Marché public et placement en redressement pendant la consultation
1. Une société en situation de liquidation judiciaire au sens de l’article L.640-1 du Code de commerce ne peut pas soumissionner à un marché public (de même pour une personne physique en faillite personnelle au sens de l’article L.653-2 C. Com.).
En revanche, une société en redressement au sens de l’article L.631-1 C. Com. peut soumissionner à un marché public, dès lors qu’elle justifie avoir été autorisée à poursuivre son activité pendant la durée prévisible du marché (CAA Nancy, 28 novembre 2013, Office public d’habitat Metz Habitat Territoire, req. n° 13NC00967). Le pouvoir adjudicateur doit s’en assurer.
Rappelons également qu’en l’état des dispositions du Code des marchés publics, la société candidate doit également être en mesure de justifier de la régularité de sa situation au plan fiscal et social (art. 46 CMP). Ce sera le cas de celle bénéficiant d’un plan de continuation, mais pas de celle se trouvant en période d’observation – voir sur ce point la lettre de l’ACOSS du 29 avril 2008).
2. Rappelons qu’une société placée en redressement judiciaire a l’obligation d’en informer le pouvoir adjudicateur.
L’article 44 du Code des marchés publics requiert la production de la copie du jugement statuant sur la procédure collective.
Le dissimuler constitue au demeurant une fraude administrative qui autorise le pouvoir adjudicateur à exclure la société en cours de procédure (CE, 8 décembre 1997, Société A 2 IL, req. n° 154715).
3- L’ensemble des règles précitées s’appliquent aux situations de procédure collective ouvertes avant le dépôt des offres.
Par une récente décision (CE, 26 mars 2014, Commune de Chaumont, req. n° 374387), le Conseil d’Etat vient de préciser comment traiter une société faisant l’objet d’une procédure collective en cours de consultation, après le dépôt des offres.
Tout d’abord, l’entreprise concernée a l’obligation d’informer le pouvoir adjudicateur : « dans l’hypothèse où l’entreprise candidate à l’attribution d’un marché public a été placée en redressement judiciaire après la date limite fixée pour le dépôt des offres, elle doit en informer sans délai le pouvoir adjudicateur (…) ».
Ensuite, le pouvoir adjudicateur informé a l’obligation de procéder aux mêmes vérifications que celles requises si la situation de l’entreprise avait été connue avant (cf. pt. 1 supra) : il « doit alors vérifier si l’entreprise est autorisée à poursuivre son activité au-delà de la durée d’exécution du marché et apprécier si sa candidature reste recevable ».
Si le pouvoir adjudicateur constate que ce n’est pas le cas, il ne peut alors poursuivre la procédure de consultation en cours avec ladite société. Elle doit en être exclue.

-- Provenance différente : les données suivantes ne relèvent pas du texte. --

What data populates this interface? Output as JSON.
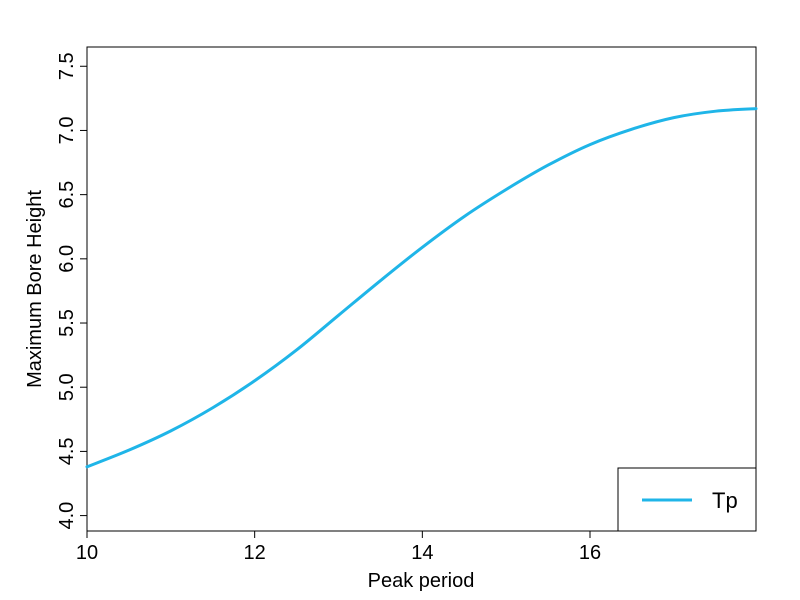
{
  "chart_data": {
    "type": "line",
    "xlabel": "Peak period",
    "ylabel": "Maximum Bore Height",
    "xlim": [
      10,
      17.98
    ],
    "ylim": [
      3.88,
      7.65
    ],
    "x_ticks": [
      "10",
      "12",
      "14",
      "16"
    ],
    "y_ticks": [
      "4.0",
      "4.5",
      "5.0",
      "5.5",
      "6.0",
      "6.5",
      "7.0",
      "7.5"
    ],
    "grid": false,
    "legend_position": "bottom-right",
    "series": [
      {
        "name": "Tp",
        "color": "#1FB5E8",
        "x": [
          10,
          10.5,
          11,
          11.5,
          12,
          12.5,
          13,
          13.5,
          14,
          14.5,
          15,
          15.5,
          16,
          16.5,
          17,
          17.5,
          17.98
        ],
        "y": [
          4.38,
          4.51,
          4.66,
          4.84,
          5.05,
          5.29,
          5.56,
          5.83,
          6.09,
          6.33,
          6.54,
          6.73,
          6.89,
          7.01,
          7.1,
          7.15,
          7.17
        ]
      }
    ]
  }
}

4- Le Conseil d’Etat indique, en outre, que si la recevabilité d’un candidat faisant l’objet d’une procédure collective n’a pas été traitée en amont, elle peut être examinée devant le juge.
Ainsi, le Conseil d’Etat confirme que le placement en procédure collective après la date limite de dépôt des offres d’une société candidate à un appel d’offres peut être évoquée devant le juge du référé précontractuel qui doit alors le vérifier.

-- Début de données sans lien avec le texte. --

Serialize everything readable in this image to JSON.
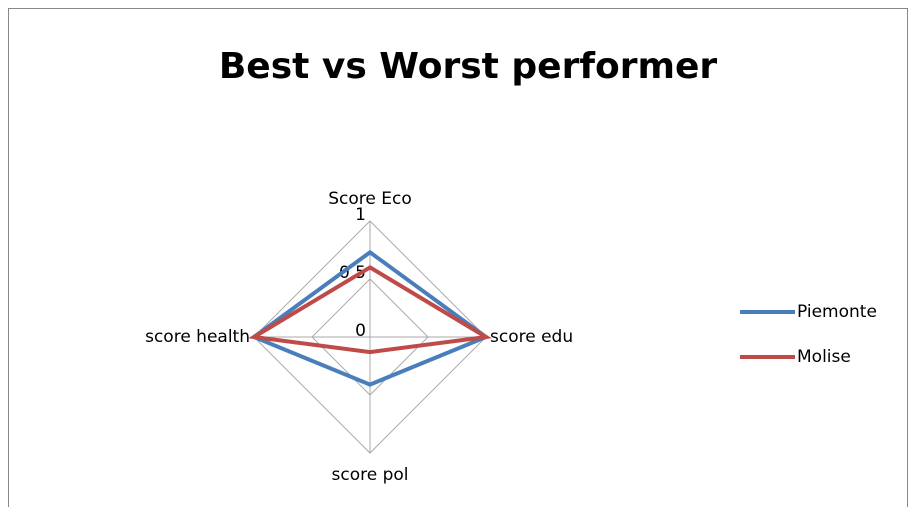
{
  "chart_data": {
    "type": "radar",
    "title": "Best vs Worst performer",
    "categories": [
      "Score Eco",
      "score edu",
      "score pol",
      "score health"
    ],
    "series": [
      {
        "name": "Piemonte",
        "color": "#4a7ebb",
        "values": [
          0.73,
          1,
          0.41,
          1
        ]
      },
      {
        "name": "Molise",
        "color": "#be4b48",
        "values": [
          0.6,
          1,
          0.13,
          1
        ]
      }
    ],
    "rlim": [
      0,
      1
    ],
    "rticks": [
      0,
      0.5,
      1
    ],
    "grid": true,
    "legend": "right"
  }
}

Le juge du référé doit donc « apprécier si cette candidature est recevable et […] annuler, le cas échéant, la procédure au terme de laquelle l’offre de l’entreprise aurait été retenue par le pouvoir adjudicateur ».
Bien que le Conseil d’Etat ne traite pas ce sujet dans la présente décision rendue en cassation sur un référé précontractuel, on ne voit pas ce qui ferait obstacle à ce que les mêmes principes s’appliquent à l’occasion d’un recours au fond.
5- En conclusion, on ne peut que conseiller aux opérateurs économiques faisant l’objet d’une procédure collective d’informer rapidement les acheteurs publics et d’obtenir parallèlement, si les conditions sont réunies, du tribunal de commerce une décision leur permettant de faire valoir leur candidature au regard de la durée d’un marché escompté.
Parallèlement, les opérateurs économiques ne doivent pas omettre de vérifier si leurs éventuels concurrents font le cas échéant l’objet d’une procédure collective, au risque de se priver légitimement d’un marché public qu’un attributaire ne serait, en réalité, pas capable d’assumer jusqu’à son terme.